One woman in North Carolina was walking around her office building on her lunch when she injured her knee. What does that mean for workers’ comp purposes?
Cynthia Mintz worked for Verizon Wireless and, on her required yet unpaid lunch breaks she would walk the halls of the first floor of her building. As she was returning to her desk one day she slipped and fell, suffering a knee contusion. She had knee problems before and was taking steroid injections and medications because of her knee already. Now a doctor found that the fall had really aggravated her condition, and her injury was deemed compensable.

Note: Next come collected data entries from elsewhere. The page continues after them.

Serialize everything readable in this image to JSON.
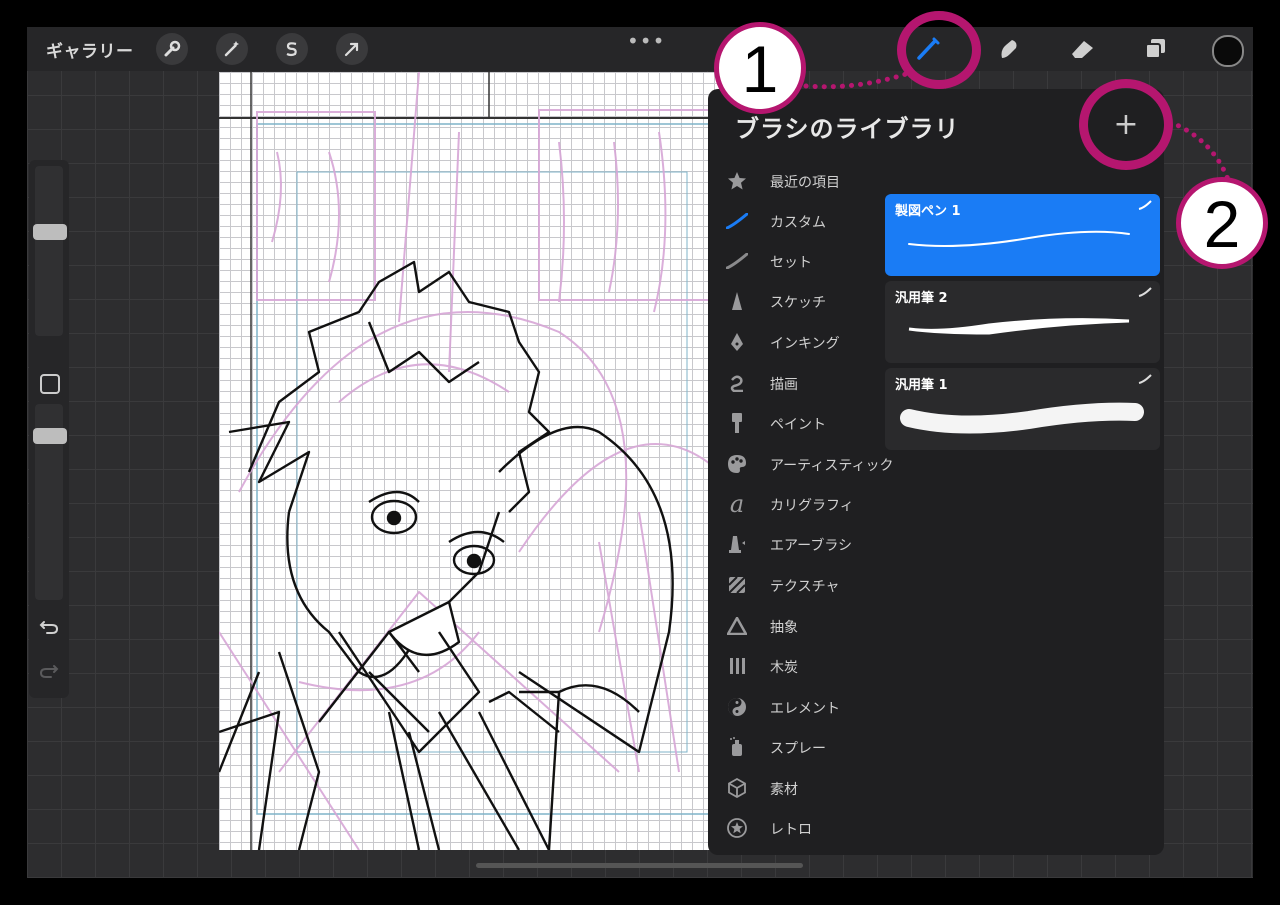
{
  "toolbar": {
    "gallery_label": "ギャラリー",
    "left_tools": [
      "wrench-icon",
      "magic-wand-icon",
      "selection-s-icon",
      "move-arrow-icon"
    ],
    "right_tools": [
      "brush-icon",
      "smudge-icon",
      "eraser-icon",
      "layers-icon"
    ],
    "active_tool": "brush-icon",
    "current_color": "#0a0a0a",
    "more_label": "•••"
  },
  "brush_library": {
    "title": "ブラシのライブラリ",
    "add_label": "+",
    "categories": [
      {
        "label": "最近の項目",
        "icon": "star-icon"
      },
      {
        "label": "カスタム",
        "icon": "custom-stroke-icon"
      },
      {
        "label": "セット",
        "icon": "set-stroke-icon"
      },
      {
        "label": "スケッチ",
        "icon": "sketch-pencil-icon"
      },
      {
        "label": "インキング",
        "icon": "pen-nib-icon"
      },
      {
        "label": "描画",
        "icon": "drawing-curve-icon"
      },
      {
        "label": "ペイント",
        "icon": "paint-brush-icon"
      },
      {
        "label": "アーティスティック",
        "icon": "palette-icon"
      },
      {
        "label": "カリグラフィ",
        "icon": "calligraphy-icon"
      },
      {
        "label": "エアーブラシ",
        "icon": "airbrush-icon"
      },
      {
        "label": "テクスチャ",
        "icon": "texture-icon"
      },
      {
        "label": "抽象",
        "icon": "abstract-triangle-icon"
      },
      {
        "label": "木炭",
        "icon": "charcoal-icon"
      },
      {
        "label": "エレメント",
        "icon": "yin-yang-icon"
      },
      {
        "label": "スプレー",
        "icon": "spray-can-icon"
      },
      {
        "label": "素材",
        "icon": "cube-icon"
      },
      {
        "label": "レトロ",
        "icon": "retro-star-icon"
      }
    ],
    "active_category": "カスタム",
    "brushes": [
      {
        "name": "製図ペン 1",
        "selected": true
      },
      {
        "name": "汎用筆 2",
        "selected": false
      },
      {
        "name": "汎用筆 1",
        "selected": false
      }
    ]
  },
  "annotations": [
    {
      "number": "1"
    },
    {
      "number": "2"
    }
  ],
  "colors": {
    "accent_blue": "#1a7cf5",
    "annotation_magenta": "#b5166f",
    "panel_bg": "#1f1f21",
    "toolbar_bg": "#262628"
  }
}
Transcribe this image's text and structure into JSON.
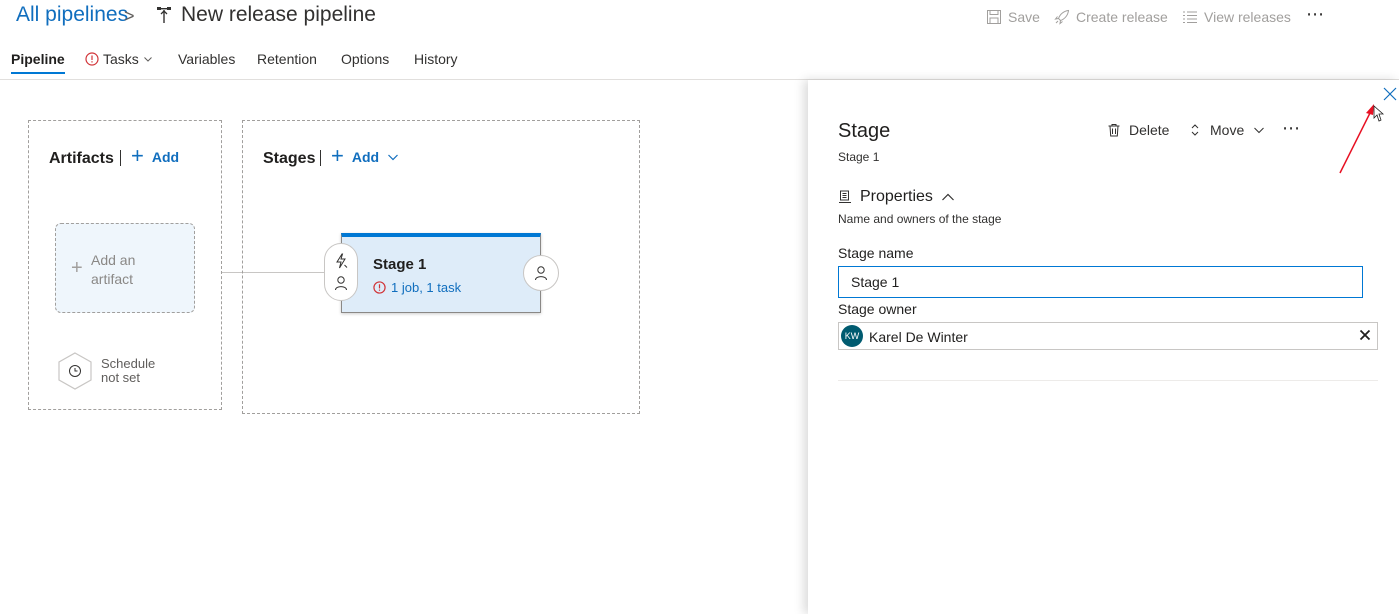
{
  "header": {
    "breadcrumb_root": "All pipelines",
    "separator": ">",
    "title": "New release pipeline",
    "actions": {
      "save": "Save",
      "create_release": "Create release",
      "view_releases": "View releases",
      "more": "⋯"
    }
  },
  "tabs": [
    {
      "label": "Pipeline",
      "active": true
    },
    {
      "label": "Tasks",
      "warning": true,
      "dropdown": true
    },
    {
      "label": "Variables"
    },
    {
      "label": "Retention"
    },
    {
      "label": "Options"
    },
    {
      "label": "History"
    }
  ],
  "artifacts": {
    "title": "Artifacts",
    "add_label": "Add",
    "placeholder_line1": "Add an",
    "placeholder_line2": "artifact",
    "schedule_line1": "Schedule",
    "schedule_line2": "not set"
  },
  "stages": {
    "title": "Stages",
    "add_label": "Add",
    "stage": {
      "name": "Stage 1",
      "summary": "1 job, 1 task"
    }
  },
  "panel": {
    "title": "Stage",
    "subtitle": "Stage 1",
    "delete_label": "Delete",
    "move_label": "Move",
    "more": "⋯",
    "properties_label": "Properties",
    "properties_desc": "Name and owners of the stage",
    "stage_name_label": "Stage name",
    "stage_name_value": "Stage 1",
    "stage_owner_label": "Stage owner",
    "owner": {
      "initials": "KW",
      "name": "Karel De Winter"
    }
  },
  "colors": {
    "accent": "#0078d4",
    "link": "#106ebe",
    "stage_fill": "#deecf9",
    "warning": "#d13438",
    "avatar": "#005b70",
    "annotation": "#e81123"
  }
}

Her employer appealed, yet the courts explained that since the public was not a public building and she would not have been in there without her job, her injury was a condition of her job. Verizon also said she was on an unpaid lunch break; however the courts denied them again by pointing out that it was a required break. Verizon argued another point- that they did not own the building in which the accident took place. The court pointed out that since all of the businesses within the building were either Verizon or there to support the Verizon employees, the area where the injury took place was under the employer’s control. The court also noted that the activities of employees, when taken for personal comfort (necessary for their own health and comfort), are part of the workplace environment as well. If it is an activity that might benefit the employer, it can be considered a personal comfort activity. Mintz was a customer service representative and the court said her exercise made her a more pleasant worker, important for a customer service rep. Since her walks were for her own personal comfort at her job that also made the injury job-related and compensable.
This is an interesting comp case that defines “personal comfort” a little better. Even though the employer did not own the building and the worker was not being paid at the time of the injury, she was still eligible for compensation. Especially in these pleasant summer months, workers are using their breaks more and more to be a little more active. Employers should think about what the consequences of that might be and take steps to make sure their employees are as safe as possible.